3. Outside shooting was a plus.
Friday was the rare game for Kobe in which he was far more effective from beyond the arc than inside it. Kobe stuck five of his eight triples, but made only 4 of 12 2-pointers. It helps that most of his hoists from downtown came in rhythm, on clean catch-and-shoot chances, and his proficiency along with a few trips to the line left him with a tidy 28 points on 20 attempts from the floor. Barnes, who had a great game overall with 17 points, 3 boards, and a pair of steals, hit 3 of 4, and as a group the Lakers were a red-hot 45.5 percent (10-of-22). When they shoot that well, the Lakers are a tough team to beat.
4. Josh McRoberts provided good minutes.
Playing time has been hard to come by for McRoberts, no question, so he's always going hard when the opportunity arises. Tonight it paid off. In only five first-half minutes, McRoberts grabbed five rebounds, including two on the offensive end, one resulting in a dunk putback off a Metta World Peace miss from the corner. He also threw down a nice lob from Barnes on the break. With Jordan Hill now on the roster, McRoberts will need to do this sort of thing if he wants to get off the bench. Friday, his contribution was tangible and could earn him a little more burn.
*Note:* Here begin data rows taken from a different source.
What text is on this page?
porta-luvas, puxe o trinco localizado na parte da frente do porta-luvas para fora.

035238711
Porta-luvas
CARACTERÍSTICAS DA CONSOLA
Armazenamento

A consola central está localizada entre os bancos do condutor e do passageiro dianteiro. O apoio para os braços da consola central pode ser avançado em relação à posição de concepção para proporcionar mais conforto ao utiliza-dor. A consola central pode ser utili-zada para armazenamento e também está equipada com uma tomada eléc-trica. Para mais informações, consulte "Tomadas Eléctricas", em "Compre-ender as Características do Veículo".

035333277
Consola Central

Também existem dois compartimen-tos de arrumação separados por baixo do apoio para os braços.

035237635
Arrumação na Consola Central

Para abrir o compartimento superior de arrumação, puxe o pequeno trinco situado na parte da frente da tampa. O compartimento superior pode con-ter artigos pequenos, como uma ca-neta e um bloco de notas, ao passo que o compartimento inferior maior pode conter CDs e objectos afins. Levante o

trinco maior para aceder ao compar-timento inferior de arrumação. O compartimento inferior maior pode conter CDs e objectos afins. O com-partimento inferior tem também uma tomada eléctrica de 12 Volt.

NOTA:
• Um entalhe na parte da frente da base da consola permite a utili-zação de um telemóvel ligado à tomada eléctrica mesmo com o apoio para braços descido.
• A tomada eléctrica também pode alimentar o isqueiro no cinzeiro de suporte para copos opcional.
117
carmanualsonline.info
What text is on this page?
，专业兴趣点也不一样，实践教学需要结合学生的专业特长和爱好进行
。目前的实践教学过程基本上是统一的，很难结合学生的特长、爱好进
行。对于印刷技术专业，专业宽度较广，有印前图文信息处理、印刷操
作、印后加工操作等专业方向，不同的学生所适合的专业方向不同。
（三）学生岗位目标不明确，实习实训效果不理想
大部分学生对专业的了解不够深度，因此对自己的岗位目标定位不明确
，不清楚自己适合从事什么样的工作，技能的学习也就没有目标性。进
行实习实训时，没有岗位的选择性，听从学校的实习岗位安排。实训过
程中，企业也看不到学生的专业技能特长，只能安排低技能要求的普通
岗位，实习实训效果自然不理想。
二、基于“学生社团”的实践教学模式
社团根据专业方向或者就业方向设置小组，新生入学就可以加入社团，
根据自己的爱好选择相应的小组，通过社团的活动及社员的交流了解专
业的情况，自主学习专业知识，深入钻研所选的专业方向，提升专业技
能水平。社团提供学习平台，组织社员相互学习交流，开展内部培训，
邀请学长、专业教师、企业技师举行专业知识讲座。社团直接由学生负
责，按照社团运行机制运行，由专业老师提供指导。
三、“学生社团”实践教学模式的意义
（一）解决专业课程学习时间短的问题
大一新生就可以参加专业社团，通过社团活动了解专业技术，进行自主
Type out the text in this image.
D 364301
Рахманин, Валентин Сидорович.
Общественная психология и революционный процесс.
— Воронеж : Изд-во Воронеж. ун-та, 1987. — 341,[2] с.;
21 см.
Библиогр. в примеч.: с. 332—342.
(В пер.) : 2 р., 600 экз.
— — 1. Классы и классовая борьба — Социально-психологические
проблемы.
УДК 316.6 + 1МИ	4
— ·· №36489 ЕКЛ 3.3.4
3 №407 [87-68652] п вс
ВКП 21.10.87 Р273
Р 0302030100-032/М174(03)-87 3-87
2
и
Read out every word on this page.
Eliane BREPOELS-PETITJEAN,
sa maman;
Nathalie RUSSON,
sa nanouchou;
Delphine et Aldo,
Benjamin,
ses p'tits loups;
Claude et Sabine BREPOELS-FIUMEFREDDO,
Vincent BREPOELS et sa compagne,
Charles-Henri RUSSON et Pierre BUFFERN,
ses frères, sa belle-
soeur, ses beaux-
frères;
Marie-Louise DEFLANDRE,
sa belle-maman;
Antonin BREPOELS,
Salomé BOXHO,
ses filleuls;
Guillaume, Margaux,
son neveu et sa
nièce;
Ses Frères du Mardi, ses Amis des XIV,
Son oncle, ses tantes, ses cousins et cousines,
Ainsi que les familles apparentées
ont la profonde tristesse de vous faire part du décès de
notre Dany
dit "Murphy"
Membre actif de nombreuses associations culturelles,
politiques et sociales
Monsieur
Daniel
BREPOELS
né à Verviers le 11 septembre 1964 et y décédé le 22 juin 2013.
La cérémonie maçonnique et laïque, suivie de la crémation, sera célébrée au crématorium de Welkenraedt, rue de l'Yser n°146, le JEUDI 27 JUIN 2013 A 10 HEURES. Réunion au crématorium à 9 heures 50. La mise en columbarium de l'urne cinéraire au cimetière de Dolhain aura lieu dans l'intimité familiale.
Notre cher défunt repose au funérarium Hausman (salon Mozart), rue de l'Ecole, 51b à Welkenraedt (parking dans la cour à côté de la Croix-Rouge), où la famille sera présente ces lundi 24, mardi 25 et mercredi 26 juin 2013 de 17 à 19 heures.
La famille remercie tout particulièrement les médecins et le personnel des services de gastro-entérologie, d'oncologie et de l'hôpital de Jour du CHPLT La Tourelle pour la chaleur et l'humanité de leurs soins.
5. The Lakers got it done defensively.
There were some really screwy breakdowns, including some miscommunication on pick-and-roll coverages, and the Lakers were again too loose on the defensive glass (albeit against a very good rebounding Minnesota squad), allowing 18 ORB's leading to 21 second-chance points. But overall, the product was pretty good. The Wolves were held to just 40.2 percent shooting as a group, a number boosted a little down the stretch when the Lakers let Minnesota shoot and were just trying to avoid fouls. Kevin Love scored 27 points but needed 24 shots to do it. Not a major problem. The Lakers had 7 steals, and more importantly blocked a whopping 12 shots. That's a lot of balls never making it to the rim.